Herrick-Davis K, Titeler M
Department of Pharmacology and Toxicology, Albany Medical College, New York 12208.
Synapse. 1989;3(4):325-30. doi: 10.1002/syn.890030405.
Radioligand binding studies were performed to characterize serotonin 5HT1D binding sites in porcine and bovine brain. 3H-5HT binding, in the presence of 1 microM (+/-)pindolol (to block 5HT1A and 5HT1B receptors) and 100 nM mesulergine (to block 5HT1C receptors), was specific, saturable, and of high affinity. In porcine and bovine cortex and striatum the majority of 5HT1 sites (80%-90%) were of the 5HT1D subtype. In competition experiments 8-OH-DPAT, TFMPP, mesulergine, DOB, and ICS 205-930 had low affinity for 3H-5HT-labeled 5HT1D sites, indicating that the pharmacology of the 5HT1D site is distinct from previously identified 5HT1A, 5HT1B, 5HT1C, 5HT2, and 5HT3 sites. Guanyl nucleotides, GTPgammaS, and Gpp(NH)p, and divalent cations potently modulated the binding of 3H-5HT to 5HT1D sites in porcine and bovine striatum.
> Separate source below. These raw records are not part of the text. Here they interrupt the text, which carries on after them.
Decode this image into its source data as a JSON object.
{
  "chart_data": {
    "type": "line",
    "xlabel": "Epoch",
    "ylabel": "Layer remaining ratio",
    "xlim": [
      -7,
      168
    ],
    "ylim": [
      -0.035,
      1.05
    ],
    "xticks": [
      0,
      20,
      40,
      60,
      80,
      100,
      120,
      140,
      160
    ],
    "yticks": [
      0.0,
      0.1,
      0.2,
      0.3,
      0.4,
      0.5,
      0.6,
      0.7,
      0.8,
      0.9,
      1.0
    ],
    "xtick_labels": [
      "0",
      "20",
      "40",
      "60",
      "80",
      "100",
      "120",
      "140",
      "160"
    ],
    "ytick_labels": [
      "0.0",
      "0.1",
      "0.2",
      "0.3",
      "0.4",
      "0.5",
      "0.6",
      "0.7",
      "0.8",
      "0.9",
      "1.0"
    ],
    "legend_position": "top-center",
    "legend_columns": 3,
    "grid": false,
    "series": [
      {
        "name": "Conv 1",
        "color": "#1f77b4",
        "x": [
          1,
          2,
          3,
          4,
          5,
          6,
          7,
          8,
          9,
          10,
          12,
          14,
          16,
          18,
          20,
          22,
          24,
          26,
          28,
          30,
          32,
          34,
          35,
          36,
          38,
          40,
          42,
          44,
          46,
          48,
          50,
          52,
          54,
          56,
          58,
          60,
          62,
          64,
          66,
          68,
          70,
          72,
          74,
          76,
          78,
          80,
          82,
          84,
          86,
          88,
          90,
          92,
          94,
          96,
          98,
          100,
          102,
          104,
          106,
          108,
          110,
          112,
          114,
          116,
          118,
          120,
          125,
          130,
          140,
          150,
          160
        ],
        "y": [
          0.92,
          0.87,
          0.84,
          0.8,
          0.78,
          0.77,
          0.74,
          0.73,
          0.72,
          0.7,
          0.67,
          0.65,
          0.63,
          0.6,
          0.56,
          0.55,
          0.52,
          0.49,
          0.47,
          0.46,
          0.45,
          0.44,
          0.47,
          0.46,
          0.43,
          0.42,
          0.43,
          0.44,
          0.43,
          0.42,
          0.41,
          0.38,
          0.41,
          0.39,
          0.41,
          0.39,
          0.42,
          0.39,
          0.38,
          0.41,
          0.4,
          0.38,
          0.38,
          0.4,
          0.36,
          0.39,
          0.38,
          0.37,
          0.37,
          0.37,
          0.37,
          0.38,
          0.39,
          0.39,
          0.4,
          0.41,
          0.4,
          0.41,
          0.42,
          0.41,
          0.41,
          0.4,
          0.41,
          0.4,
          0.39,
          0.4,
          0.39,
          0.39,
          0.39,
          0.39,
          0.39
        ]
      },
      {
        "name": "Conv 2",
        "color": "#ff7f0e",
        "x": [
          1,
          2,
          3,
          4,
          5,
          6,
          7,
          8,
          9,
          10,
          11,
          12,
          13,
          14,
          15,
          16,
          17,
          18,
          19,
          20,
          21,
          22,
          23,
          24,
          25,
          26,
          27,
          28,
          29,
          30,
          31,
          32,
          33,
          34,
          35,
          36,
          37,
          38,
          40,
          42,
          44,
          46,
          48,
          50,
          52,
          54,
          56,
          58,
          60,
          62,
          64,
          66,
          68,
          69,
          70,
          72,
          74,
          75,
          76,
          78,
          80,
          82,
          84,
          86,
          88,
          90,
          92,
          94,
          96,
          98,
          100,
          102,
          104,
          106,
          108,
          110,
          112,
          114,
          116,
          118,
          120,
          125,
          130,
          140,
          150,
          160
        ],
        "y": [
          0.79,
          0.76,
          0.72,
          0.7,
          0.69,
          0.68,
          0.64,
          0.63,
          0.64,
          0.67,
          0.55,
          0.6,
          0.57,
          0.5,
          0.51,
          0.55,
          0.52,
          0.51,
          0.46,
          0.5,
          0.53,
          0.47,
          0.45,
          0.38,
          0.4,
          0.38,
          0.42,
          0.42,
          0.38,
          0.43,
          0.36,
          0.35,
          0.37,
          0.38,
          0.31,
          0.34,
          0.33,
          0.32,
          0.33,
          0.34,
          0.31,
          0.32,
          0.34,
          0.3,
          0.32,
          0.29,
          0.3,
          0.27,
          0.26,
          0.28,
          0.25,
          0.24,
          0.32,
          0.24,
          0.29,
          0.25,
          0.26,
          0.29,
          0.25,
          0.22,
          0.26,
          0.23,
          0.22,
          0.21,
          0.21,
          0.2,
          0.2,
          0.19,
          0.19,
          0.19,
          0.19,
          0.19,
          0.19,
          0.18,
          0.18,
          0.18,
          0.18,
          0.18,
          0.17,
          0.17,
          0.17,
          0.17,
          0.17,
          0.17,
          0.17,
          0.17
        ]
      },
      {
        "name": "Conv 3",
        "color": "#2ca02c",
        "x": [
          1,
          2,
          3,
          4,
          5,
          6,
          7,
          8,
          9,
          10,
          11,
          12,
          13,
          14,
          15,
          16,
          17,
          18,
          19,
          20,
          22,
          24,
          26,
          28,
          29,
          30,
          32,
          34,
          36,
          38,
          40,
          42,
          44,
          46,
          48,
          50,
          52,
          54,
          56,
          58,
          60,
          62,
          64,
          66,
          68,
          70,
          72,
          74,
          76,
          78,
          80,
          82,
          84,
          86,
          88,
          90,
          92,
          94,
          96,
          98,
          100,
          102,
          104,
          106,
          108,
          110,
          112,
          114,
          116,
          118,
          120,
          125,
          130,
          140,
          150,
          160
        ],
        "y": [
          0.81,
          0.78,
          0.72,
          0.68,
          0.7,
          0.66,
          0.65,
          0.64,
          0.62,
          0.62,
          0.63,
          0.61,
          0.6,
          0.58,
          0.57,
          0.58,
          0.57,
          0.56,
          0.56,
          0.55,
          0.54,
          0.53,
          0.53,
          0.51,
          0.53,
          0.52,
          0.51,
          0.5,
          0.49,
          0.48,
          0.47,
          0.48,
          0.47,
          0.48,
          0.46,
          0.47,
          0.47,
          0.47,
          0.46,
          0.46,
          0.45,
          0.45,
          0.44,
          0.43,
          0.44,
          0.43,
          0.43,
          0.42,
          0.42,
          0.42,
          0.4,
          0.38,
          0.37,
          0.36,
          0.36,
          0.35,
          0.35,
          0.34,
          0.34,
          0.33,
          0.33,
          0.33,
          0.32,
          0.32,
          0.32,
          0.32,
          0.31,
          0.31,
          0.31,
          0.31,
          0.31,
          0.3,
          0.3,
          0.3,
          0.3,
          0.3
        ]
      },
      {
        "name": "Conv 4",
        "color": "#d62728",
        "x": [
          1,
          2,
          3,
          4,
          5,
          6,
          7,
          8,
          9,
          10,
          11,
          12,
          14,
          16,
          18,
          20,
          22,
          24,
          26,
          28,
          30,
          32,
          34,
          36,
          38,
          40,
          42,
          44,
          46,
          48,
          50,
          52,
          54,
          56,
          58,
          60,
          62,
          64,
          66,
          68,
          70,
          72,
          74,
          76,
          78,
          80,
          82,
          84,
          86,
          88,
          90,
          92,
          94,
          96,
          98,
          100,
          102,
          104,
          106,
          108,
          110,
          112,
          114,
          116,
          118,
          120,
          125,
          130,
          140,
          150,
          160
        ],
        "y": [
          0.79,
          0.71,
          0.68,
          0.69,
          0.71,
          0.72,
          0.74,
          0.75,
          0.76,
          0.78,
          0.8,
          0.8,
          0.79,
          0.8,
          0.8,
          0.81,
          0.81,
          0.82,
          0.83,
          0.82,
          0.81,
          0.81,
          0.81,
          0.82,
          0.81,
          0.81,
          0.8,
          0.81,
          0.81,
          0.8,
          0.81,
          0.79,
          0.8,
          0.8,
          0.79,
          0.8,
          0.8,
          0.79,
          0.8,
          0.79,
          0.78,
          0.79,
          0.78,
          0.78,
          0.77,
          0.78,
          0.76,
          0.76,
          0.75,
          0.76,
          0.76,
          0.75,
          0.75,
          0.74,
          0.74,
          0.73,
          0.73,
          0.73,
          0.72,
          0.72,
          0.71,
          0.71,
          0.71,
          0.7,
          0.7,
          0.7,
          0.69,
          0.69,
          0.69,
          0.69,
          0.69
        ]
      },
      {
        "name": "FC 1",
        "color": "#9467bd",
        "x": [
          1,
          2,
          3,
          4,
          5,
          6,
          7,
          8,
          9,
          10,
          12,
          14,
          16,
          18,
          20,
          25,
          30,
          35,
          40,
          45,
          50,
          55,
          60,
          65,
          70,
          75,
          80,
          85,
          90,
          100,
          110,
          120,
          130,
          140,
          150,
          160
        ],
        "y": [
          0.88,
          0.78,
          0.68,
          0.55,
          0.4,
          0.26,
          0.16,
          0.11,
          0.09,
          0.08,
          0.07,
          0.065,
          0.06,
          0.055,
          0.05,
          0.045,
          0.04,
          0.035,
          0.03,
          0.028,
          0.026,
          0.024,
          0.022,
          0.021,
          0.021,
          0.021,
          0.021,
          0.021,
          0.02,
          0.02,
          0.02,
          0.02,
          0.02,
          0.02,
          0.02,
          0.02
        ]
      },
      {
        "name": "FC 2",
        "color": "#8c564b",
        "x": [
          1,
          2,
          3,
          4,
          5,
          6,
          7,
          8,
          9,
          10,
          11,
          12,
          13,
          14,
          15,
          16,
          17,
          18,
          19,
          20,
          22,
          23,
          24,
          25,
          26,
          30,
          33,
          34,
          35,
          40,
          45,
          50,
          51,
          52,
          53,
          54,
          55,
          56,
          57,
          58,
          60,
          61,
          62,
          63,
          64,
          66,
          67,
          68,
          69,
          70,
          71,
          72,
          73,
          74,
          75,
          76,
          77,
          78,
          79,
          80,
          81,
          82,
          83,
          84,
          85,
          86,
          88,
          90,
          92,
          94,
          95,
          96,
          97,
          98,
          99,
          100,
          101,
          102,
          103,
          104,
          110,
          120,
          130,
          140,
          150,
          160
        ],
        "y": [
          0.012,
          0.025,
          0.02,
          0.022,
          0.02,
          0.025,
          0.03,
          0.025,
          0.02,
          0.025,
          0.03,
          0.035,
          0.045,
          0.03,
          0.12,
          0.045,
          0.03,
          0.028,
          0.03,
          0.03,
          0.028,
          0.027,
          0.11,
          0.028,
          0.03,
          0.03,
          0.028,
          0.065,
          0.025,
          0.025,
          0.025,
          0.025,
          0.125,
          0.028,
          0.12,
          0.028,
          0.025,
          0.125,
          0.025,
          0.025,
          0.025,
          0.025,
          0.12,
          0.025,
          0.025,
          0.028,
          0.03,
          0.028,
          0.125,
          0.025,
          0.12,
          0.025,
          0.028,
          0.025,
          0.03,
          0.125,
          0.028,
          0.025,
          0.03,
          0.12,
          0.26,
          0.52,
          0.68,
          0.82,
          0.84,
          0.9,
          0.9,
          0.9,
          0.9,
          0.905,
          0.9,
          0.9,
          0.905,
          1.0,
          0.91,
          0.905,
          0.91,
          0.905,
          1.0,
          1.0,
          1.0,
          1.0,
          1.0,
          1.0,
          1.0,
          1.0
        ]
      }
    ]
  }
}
Mg++ ions increased the number and affinity of 3H-5HT-labeled 5HT1D sites, while guanyl nucleotides decreased the number of 3H-5HT-labeled 5HT1D sites. These results demonstrate the presence of the 5HT1D receptors in porcine striatum and bovine cortex and provide direct demonstration that the radioligand binding assay for the 5HT1D receptor can monitor the interaction of this receptor with a GTP-binding protein.
进行放射性配体结合研究以表征猪和牛脑中的5-羟色胺5HT1D结合位点。在存在1 microM(±)吲哚洛尔(以阻断5HT1A和5HT1B受体)和100 nM美舒麦角(以阻断5HT1C受体)的情况下,3H-5HT结合具有特异性、可饱和性且亲和力高。在猪和牛的皮质及纹状体中,大多数5HT1位点(80%-90%)属于5HT1D亚型。在竞争实验中,8-OH-DPAT、TFMPP、美舒麦角、DOB和ICS 205-930对3H-5HT标记的5HT1D位点亲和力较低,这表明5HT1D位点的药理学特性与先前鉴定的5HT1A、5HT1B、5HT1C、5HT2和5HT3位点不同。鸟苷酸、GTPγS和Gpp(NH)p以及二价阳离子强烈调节猪和牛纹状体中3H-5HT与5HT1D位点的结合。Mg++离子增加了3H-5HT标记的5HT1D位点的数量和亲和力,而鸟苷酸则减少了3H-5HT标记的5HT1D位点的数量。这些结果证明了猪纹状体和牛皮质中存在5HT1D受体,并直接证明了5HT1D受体的放射性配体结合测定可以监测该受体与GTP结合蛋白的相互作用。